Search code examples
javagrpcgrpc-java

gRPC client side reconnection logic causing duplicate streams to be opened server side


I have a gRPC client that uses two bidi streams. For reasons unknown at the present, when we send a keepAlive ping every hour, onError with a statusRuntimeException are called on both streams.

To handle the reconnection, I've implemented the following retry mechanism, in java pseudocode. I will clarify anything as necessary in the comments.

The mechanism looks like so:

onError() {
    retrySyncStream();
}


void retrySyncStream() {
    // capture the current StreamObserver
    previousStream = this.StreamObserver;

    // open a new stream
    streamObserver = bidiStub.startStream(responseObserver);

    waitForChannelReady(); // <-- simplified version, we use the gRPC notification listener 

    previousStream.onCompleted(); // <-- called on notify of channel READY

}

Although we attempt to close the old stream, server side we see 2 connections open on 2 HA nodes. I don't have control over anything server side, I just need to handle reconnection logic on the client.

First things, is this common practice to ditch the old StreamObserver after getting a StatusRuntimeException? The reason I am doing this is because we have a mock server spring boot application that we use to test our client against. When I do a force shutdown (Ctl-c) the spring boot server app, and start it back up again, the client can't use the original StreamObserver, it has to create a new one by calling the gRPC bidi stream API call.

From what I've read online, people say not to ditch the managed channel, but how about stream observers, and making sure that multiple streams aren't being opened by mistake? Thanks.


Solution

  • When the StreamObserver gets an error, the RPC is dead. It is appropriate to ditch it.

    When you re-create the stream, consider what would happen if the server is having trouble. Generally you'd have exponential backoff in place somewhere. For bidi streaming cases, several cases in gRPC tend to reset the backoff if the client received a response from the server.
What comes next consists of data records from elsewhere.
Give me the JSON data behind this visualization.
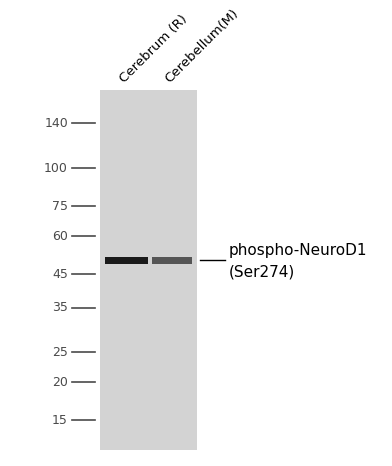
{
  "background_color": "#ffffff",
  "gel_color": "#d3d3d3",
  "figure_width": 3.92,
  "figure_height": 4.66,
  "dpi": 100,
  "marker_labels": [
    "140",
    "100",
    "75",
    "60",
    "45",
    "35",
    "25",
    "20",
    "15"
  ],
  "marker_kda": [
    140,
    100,
    75,
    60,
    45,
    35,
    25,
    20,
    15
  ],
  "band_kda": 50,
  "annotation_text_line1": "phospho-NeuroD1",
  "annotation_text_line2": "(Ser274)",
  "lane1_label": "Cerebrum (R)",
  "lane2_label": "Cerebellum(M)",
  "band_color_1": "#1a1a1a",
  "band_color_2": "#555555",
  "text_color": "#4a4a4a",
  "marker_color": "#4a4a4a",
  "font_size_markers": 9,
  "font_size_labels": 9.5,
  "font_size_annotation": 11
}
    Since both streams die together, it sounds like the TCP connection was dead. Unfortunately, in TCP you have to send on the connection to learn it is dead. When the client learns the connection is dead, it learns that because it can't send to the HA proxy using that connection. That means HA has to separately discover the connection is dead. Server-side keepalive could help with this, although TCP keepalive at HA is probably also warranted.